Groceries are surprisingly pricey here. The ice cream truck plays Christmas carols, year round. The sun sets into the ocean. Given the FCAT scores, you wonder if kids here ever go to college.
You suspect they might not even have libraries in this neck of the woods.
Up north, you’ve spent hours in the cool solitude of brick-bound establishments that have either presided over their community since the nineteenth century or been built to look as if they have.
Your first library was in the heart of the tree-lined colonial streets of Concord, Mass. The Concord Free Public Library’s Victorian Gothic spire first rose at the base of a triangle of land bisecting Main Street and Sudbury Road in 1873–to be rivaled in grandeur only by the Massachusetts State Reformatory up the road. Over the years it evolved into a Greek revival temple with columns bracketing the front entrance and wings on both sides. You remember the way it smelled and felt, its Children’s Room with a fully furnished and lighted Victorian dollhouse, three hours curled up devouring its entire Bobbsey Twins collection. There, you came to love the rich, musty smell of library books; the satisfying crinkle of the plastic covers taped over dust jackets with ribbed transparent tape; the list of purple stamps on each book’s unique card, which told you who had read the book before you and how long it had taken them to read it.
Your last library in the Northeast was the Beverly Farms branch library, renovated to emulate the brick-bound dignity of a place like the Concord Free Public. By that time, you could search for and reserve books online, looking forward to their arrival like Amazon packages. Except … they were free!

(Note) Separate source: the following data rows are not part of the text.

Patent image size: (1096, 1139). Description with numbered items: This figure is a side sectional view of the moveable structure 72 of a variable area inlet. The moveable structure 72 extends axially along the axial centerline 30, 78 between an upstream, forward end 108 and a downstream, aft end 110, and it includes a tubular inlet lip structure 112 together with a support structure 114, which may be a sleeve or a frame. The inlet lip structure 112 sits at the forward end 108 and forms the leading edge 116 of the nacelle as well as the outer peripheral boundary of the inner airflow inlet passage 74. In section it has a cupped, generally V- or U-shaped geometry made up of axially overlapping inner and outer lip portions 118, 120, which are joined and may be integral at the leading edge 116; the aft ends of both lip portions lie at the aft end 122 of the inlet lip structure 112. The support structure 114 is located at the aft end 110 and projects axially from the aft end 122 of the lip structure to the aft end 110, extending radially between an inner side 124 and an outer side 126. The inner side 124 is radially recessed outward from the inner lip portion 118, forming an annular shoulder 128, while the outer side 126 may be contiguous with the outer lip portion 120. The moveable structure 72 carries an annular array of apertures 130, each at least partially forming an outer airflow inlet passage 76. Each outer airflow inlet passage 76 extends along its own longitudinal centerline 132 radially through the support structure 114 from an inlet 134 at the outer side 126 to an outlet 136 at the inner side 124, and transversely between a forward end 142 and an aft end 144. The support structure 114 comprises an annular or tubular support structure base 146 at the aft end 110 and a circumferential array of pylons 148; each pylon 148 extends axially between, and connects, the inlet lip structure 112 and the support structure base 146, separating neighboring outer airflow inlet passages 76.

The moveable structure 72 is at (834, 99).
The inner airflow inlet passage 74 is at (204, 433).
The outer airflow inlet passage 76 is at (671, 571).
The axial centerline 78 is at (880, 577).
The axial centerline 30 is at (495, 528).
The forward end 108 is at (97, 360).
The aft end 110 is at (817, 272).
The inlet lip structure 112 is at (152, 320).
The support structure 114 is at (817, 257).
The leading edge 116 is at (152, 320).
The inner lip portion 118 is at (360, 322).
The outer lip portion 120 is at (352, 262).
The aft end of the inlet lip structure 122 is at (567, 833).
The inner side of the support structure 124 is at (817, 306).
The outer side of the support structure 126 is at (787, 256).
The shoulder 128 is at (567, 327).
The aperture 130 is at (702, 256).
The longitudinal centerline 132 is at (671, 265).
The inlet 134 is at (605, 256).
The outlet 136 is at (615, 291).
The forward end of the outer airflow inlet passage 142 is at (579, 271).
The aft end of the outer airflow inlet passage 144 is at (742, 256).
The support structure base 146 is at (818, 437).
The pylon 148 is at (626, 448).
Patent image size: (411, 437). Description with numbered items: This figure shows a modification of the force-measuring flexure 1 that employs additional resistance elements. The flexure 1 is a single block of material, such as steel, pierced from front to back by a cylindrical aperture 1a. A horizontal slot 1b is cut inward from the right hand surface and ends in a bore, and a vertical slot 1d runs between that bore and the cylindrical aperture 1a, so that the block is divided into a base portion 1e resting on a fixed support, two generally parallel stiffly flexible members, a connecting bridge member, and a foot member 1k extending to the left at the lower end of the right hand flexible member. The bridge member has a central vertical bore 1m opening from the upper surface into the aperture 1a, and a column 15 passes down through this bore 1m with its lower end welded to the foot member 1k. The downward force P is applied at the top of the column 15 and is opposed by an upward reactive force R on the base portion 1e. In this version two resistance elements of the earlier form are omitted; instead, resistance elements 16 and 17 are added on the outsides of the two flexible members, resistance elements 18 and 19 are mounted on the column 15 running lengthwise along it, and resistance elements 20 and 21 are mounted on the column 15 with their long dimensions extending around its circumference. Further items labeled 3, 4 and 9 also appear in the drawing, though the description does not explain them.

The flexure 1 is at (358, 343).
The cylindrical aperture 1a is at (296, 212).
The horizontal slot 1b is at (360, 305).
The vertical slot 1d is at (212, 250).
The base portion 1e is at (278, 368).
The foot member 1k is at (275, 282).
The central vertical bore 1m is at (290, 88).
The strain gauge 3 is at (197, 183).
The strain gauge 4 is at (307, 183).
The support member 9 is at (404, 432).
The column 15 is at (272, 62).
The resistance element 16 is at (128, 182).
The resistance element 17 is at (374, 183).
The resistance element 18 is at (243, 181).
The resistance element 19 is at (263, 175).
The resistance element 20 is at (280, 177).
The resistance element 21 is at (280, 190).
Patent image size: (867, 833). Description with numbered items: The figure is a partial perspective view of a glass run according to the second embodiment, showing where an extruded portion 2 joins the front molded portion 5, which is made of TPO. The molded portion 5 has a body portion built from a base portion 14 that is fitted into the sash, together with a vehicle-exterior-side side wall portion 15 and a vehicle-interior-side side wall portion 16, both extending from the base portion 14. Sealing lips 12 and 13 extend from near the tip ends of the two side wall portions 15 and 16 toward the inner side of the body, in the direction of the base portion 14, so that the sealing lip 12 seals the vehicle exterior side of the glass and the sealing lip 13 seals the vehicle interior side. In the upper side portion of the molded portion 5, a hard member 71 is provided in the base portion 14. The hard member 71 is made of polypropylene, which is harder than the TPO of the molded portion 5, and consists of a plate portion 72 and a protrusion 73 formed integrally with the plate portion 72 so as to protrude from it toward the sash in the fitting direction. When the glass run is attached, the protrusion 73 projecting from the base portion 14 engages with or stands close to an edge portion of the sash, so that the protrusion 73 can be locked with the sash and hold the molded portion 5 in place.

It seemed too much to expect such amenities on the Southwest Florida frontier.
But the Mid-Country Regional Library up the Tamiami Trail has all that and more, suddenly making you feel at home. Instead of manila cards, books now have printout due-date slips tucked into the envelope in their inside back cover. The building is clearly modern, not Greek revival. But as long as you can electronically seek, reserve, look forward to, hold, smell, and crinkle a library book here, for free, all’s well.
They’re a bit more stern about late fines here, but I guess they have to be, with Florida Man and all.